Given a signed graph, the bad triangle transversal (BTT) problem asks to find the smallest number of edges that need to be removed such that the remaining graph does not have a triangle with exactly one negative edge (a bad triangle). We propose novel 2-approximations for this problem, which are much simpler and faster than a folklore adaptation of the 2-approximation by Krivelevich for finding a minimum triangle transversal in unsigned graphs. One of our algorithms also works for weighted BTT and for approximately optimal feasible solutions to the bad triangle cover LP. Using a recent result on approximating the bad triangle cover LP, we obtain a $(2+ε)$ approximation in time almost equal to the time needed to find a maximal set of edge-disjoint bad triangles (which would give a standard 3-approximation). Additionally, several inapproximability results are provided. For complete signed graphs, we show that BTT is NP-hard to approximate with factor better than $\frac{2137}{2136}$. Our reduction also implies the same hardness result for related problems such as correlation clustering (cluster editing), cluster deletion and the min. strong triadic closure problem. On complete signed graphs, BTT is closely related to correlation clustering. We show that the correlation clustering optimum is at most $3/2$ times the BTT optimum, by describing a pivot procedure that transforms BTT solutions into clusters. This improves a result by Veldt, which states that their ratio is at most two.

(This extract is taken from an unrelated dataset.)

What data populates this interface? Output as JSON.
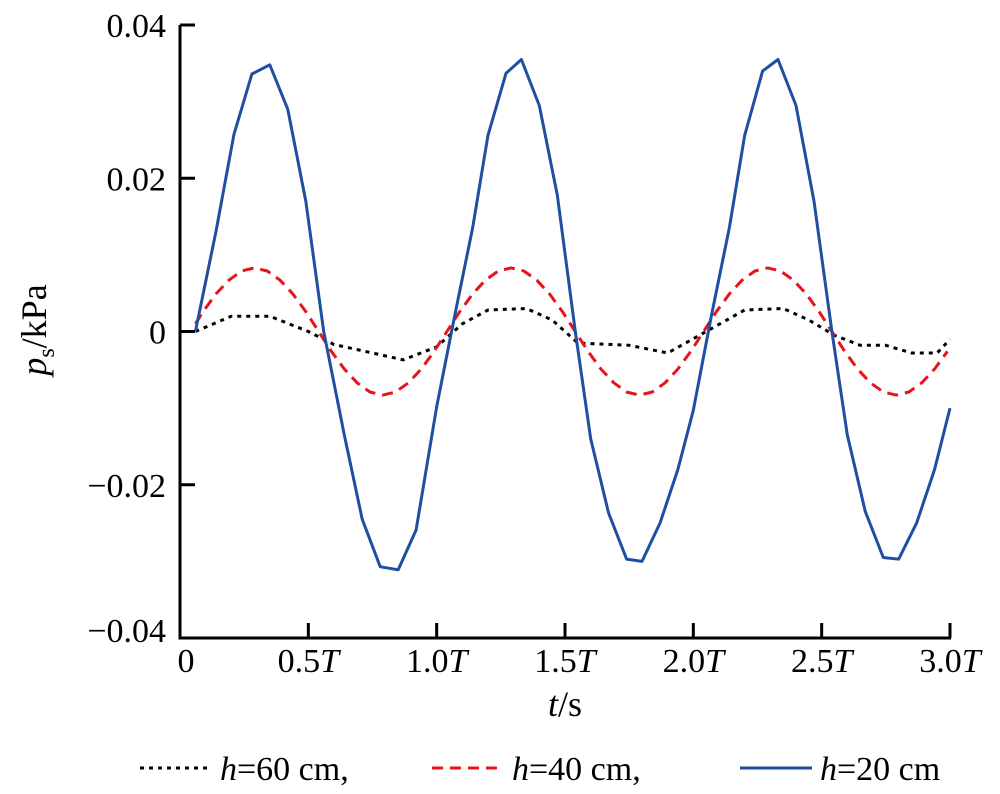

翻译：给定一个带符号图，坏三角形横贯集（BTT）问题要求找出需要移除的最小边数，使得剩余图中不存在恰好包含一条负边的三角形（即坏三角形）。我们针对该问题提出了新颖的2-近似算法，相较于Krivelevich针对无符号图中最小三角形横贯集问题的2-近似算法的经典改编版本，本文算法更为简洁高效。其中一种算法还可推广至加权BTT问题及坏三角形覆盖线性规划的近似最优可行解。借助近期关于坏三角形覆盖线性规划近似求解的研究成果，我们获得了时间复杂度几乎等同于寻找极大边不相交坏三角形集合（该方法可产生标准3-近似解）的$(2+ε)$近似算法。此外，本文还提供了若干不可近似性结果。对于完全带符号图，我们证明BTT问题在近似比优于$\frac{2137}{2136}$时具有NP困难性。该归约过程同时表明相关问题（如相关聚类、聚类编辑、聚类删除及最小强三元闭包问题）具有相同的困难性下界。在完全带符号图中，BTT问题与相关聚类密切相关。我们通过描述将BTT解转化为聚类结果的枢轴操作过程，证明相关聚类最优值至多为BTT最优值的$3/2$倍，该结果改进了Veldt提出的二者比值至多为2的结论。